Pour un véritable service public de l’électricité :
– Débat démocratique sur les choix énergétiques, pour répondre aux impératifs de la transition énergétique.
– Planification publique mettant en œuvre ces choix, optimisant la complémentarité entre les divers moyens de production, favorisant la sobriété et visant la souveraineté énergétique,
– Démocratisation, avec des moyens d’intervention plus importants des salarié·es et de nouveaux modes de participation des citoyennes,
– Collaboration avec les collectivités et associations locales pour l’amélioration de l’autonomie énergétique.
Pour aller plus loin, ouvrir le débat public
En plus du nécessaire débat sur le modèle énergétique futur, engagé par la stratégie nationale bas carbone (SNBC), de nombreuses questions restent posées. Nous en posons ici deux.
Que faire de l’Arenh ? Ce dispositif a été instauré par la loi Nome pour répondre aux exigences de la Commission européenne et pour satisfaire les demandes des fournisseurs concurrents.
Depuis 2011 et jusqu’à 2025, il oblige EDF à mettre à disposition de ces fournisseurs 100 TWh (environ un quart de sa production nucléaire) à un tarif déterminé. Ce tarif, fixé à 42 €/MWh depuis 2012, n’a pas été réévalué depuis, contrairement à ce qui était prévu dans la loi. On l’a vu plus haut, il ne permet pas à EDF de couvrir les coûts du nucléaire, et l’entreprise, tout comme la Commission de régulation de l’énergie, en demandent sans succès la réévaluation. L’Arenh s’éteint en 2025, mais quid d’ici là ? La Cour des comptes elle-même note que le statu quo n’est pas acceptable car les fournisseurs alternatifs bénéficient avec l’Arenh de la « rente nucléaire », sans financer les actifs du parc de production, ce qui pèse sur les comptes d’EDF et potentiellement sur le financement de la sécurité. De plus, ces fournisseurs n’ont engagé aucun investissement dans des moyens de production de base (non intermittents), s’exonérant donc de la préoccupation de la continuité de service. Le devenir de l’Arenh doit être maintenant questionné dans le cadre d’un service public dans lequel EDF joue un rôle central. Ne serait-il pas juste que le gouvernement impose dès à présent un co-financement des actifs aux fournisseurs alternatifs, par une hausse de l’Arenh permettant à EDF de couvrir les coûts de production et de maintenance ?
Quel avenir pour EDF international ?
Dans le contexte de libéralisation actée en 1996, l’État et la direction d’EDF ont entériné une très capitaliste politique d’expansion internationale de l’entreprise.
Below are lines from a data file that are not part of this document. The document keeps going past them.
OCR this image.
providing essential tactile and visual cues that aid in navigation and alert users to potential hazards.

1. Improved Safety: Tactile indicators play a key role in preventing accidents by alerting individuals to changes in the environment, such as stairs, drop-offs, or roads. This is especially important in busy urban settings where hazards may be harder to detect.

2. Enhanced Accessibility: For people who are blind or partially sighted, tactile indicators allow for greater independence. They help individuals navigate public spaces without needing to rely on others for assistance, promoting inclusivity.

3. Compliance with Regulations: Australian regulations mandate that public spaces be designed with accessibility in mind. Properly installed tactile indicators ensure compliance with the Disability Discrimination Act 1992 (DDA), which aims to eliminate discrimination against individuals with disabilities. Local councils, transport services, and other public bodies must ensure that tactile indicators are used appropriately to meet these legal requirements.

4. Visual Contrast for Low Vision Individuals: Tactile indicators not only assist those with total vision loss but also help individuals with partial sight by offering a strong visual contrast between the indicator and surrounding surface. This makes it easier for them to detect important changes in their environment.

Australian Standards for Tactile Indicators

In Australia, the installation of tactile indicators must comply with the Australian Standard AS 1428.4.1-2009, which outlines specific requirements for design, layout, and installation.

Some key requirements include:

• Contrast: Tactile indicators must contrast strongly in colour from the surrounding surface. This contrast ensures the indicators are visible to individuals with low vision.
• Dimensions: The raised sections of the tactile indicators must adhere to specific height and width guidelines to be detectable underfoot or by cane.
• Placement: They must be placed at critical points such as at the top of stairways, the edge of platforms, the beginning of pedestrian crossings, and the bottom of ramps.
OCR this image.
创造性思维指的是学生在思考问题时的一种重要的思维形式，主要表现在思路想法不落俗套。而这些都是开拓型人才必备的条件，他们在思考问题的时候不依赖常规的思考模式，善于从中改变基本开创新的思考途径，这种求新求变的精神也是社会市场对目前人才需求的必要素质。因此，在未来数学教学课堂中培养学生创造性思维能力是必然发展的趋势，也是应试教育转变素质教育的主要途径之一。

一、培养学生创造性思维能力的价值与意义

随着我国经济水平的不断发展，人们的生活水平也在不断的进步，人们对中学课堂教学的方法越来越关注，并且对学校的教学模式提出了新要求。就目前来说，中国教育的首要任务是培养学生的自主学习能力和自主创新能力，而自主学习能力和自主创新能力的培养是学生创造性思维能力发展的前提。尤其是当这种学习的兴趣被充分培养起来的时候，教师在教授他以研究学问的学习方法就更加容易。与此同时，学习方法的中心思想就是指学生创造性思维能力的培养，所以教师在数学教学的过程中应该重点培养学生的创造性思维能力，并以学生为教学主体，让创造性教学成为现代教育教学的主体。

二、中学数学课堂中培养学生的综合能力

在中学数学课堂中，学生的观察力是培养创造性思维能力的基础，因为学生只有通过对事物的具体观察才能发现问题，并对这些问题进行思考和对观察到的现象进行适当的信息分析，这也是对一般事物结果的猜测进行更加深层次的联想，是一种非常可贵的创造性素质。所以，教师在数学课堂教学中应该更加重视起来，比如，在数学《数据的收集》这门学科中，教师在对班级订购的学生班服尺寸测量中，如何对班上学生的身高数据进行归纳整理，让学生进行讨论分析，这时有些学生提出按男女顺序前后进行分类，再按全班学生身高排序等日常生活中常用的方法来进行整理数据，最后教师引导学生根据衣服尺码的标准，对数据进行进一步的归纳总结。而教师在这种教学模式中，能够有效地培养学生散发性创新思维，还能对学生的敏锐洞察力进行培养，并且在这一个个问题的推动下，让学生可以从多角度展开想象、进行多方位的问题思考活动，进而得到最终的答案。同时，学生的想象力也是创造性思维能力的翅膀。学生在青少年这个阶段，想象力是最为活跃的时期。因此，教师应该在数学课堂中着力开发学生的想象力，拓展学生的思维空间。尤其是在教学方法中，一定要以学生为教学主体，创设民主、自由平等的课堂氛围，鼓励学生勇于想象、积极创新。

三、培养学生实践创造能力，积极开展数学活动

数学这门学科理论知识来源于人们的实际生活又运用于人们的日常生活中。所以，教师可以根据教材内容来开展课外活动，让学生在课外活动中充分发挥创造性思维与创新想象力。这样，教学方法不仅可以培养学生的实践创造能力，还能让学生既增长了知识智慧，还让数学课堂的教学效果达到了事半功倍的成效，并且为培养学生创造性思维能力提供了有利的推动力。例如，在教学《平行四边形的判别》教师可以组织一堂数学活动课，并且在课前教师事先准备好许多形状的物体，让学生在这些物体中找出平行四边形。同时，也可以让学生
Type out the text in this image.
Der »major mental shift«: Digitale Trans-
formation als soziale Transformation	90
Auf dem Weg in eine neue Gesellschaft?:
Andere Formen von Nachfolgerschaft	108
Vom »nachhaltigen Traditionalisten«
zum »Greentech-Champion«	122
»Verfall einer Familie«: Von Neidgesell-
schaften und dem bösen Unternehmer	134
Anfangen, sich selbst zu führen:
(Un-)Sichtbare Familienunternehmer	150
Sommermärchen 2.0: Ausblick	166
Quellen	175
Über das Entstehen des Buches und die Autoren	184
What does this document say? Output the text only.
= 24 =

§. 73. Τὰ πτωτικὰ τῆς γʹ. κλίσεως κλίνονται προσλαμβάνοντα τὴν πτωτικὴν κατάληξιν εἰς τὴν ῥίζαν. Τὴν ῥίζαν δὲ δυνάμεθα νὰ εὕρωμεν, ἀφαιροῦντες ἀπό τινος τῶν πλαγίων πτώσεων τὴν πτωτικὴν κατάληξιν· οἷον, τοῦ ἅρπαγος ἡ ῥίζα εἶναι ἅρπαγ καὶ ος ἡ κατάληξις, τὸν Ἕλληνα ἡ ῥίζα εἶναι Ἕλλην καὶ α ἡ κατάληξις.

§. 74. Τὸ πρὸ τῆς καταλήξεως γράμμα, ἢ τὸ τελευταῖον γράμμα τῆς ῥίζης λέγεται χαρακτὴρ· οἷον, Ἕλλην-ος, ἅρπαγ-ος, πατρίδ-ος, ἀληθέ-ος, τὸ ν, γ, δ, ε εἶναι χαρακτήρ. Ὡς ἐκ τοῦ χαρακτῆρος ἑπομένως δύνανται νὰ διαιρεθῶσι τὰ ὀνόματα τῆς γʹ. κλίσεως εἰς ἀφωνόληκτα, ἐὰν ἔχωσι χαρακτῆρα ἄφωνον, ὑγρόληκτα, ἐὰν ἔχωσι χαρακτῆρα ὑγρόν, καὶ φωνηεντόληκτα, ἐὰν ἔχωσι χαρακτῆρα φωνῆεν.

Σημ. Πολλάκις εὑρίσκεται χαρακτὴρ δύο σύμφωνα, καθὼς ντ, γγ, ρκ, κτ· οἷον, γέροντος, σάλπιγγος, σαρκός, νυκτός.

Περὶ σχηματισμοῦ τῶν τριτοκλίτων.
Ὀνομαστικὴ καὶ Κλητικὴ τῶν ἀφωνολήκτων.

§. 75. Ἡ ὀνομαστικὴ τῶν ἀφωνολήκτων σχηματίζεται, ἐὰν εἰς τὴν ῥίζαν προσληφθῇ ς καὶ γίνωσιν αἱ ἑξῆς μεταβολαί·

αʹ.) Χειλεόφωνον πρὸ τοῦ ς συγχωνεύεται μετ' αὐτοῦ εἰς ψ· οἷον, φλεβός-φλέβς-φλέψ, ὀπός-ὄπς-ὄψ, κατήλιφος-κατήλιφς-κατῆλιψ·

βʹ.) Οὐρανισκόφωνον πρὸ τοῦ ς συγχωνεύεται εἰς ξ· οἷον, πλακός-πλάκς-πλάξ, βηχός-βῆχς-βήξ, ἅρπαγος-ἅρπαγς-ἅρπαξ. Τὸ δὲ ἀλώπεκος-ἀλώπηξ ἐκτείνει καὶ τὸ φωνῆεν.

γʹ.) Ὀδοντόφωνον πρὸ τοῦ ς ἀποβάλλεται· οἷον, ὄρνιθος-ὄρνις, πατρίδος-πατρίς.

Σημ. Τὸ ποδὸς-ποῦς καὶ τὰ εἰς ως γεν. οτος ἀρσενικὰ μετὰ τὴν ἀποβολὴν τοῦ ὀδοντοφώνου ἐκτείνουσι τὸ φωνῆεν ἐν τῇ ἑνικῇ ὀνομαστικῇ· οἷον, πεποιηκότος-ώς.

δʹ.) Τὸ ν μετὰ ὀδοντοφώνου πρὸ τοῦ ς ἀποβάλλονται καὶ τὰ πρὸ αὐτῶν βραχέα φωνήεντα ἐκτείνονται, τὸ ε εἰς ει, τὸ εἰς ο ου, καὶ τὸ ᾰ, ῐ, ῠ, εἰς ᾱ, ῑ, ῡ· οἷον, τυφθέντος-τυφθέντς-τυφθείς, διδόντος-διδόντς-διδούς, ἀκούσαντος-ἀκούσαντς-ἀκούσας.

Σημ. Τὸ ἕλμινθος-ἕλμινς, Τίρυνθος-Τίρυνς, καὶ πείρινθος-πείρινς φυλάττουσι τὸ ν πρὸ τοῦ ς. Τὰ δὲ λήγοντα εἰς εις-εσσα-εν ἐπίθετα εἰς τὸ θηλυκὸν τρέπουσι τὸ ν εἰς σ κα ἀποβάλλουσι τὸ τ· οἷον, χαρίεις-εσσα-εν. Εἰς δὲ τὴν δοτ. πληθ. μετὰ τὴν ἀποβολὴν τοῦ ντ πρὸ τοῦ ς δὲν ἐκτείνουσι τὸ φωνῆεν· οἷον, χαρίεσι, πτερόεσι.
À la fin des années 1990, l’objectif était de réaliser 50 % du chiffre d’affaires hors hexagone. Cette aventure s’est traduite au cours des années 2000 par d’énormes investissements, payés par les usagers, destinés au rachat d’autres entreprises en Europe et en Amérique… avec un retour sur investissement pour le moins faible et la formation de l’essentiel de la dette actuelle du groupe ! Aujourd’hui, si l’on souhaite favoriser la souveraineté énergétique de chaque pays, n’est-il pas temps de questionner le bien-fondé des actifs internationaux d’EDF ?
Conclusion
Le projet Hercule obéit à une logique économique et politique qui est incompatible avec les objectifs sociaux, écologiques et démocratiques de la transition. Il doit être abandonné pour laisser place à un véritable service public de l’électricité.
NOTE :
1 : Source: Service des données et études statistiques (SDES) du Commissariat général au développement durable.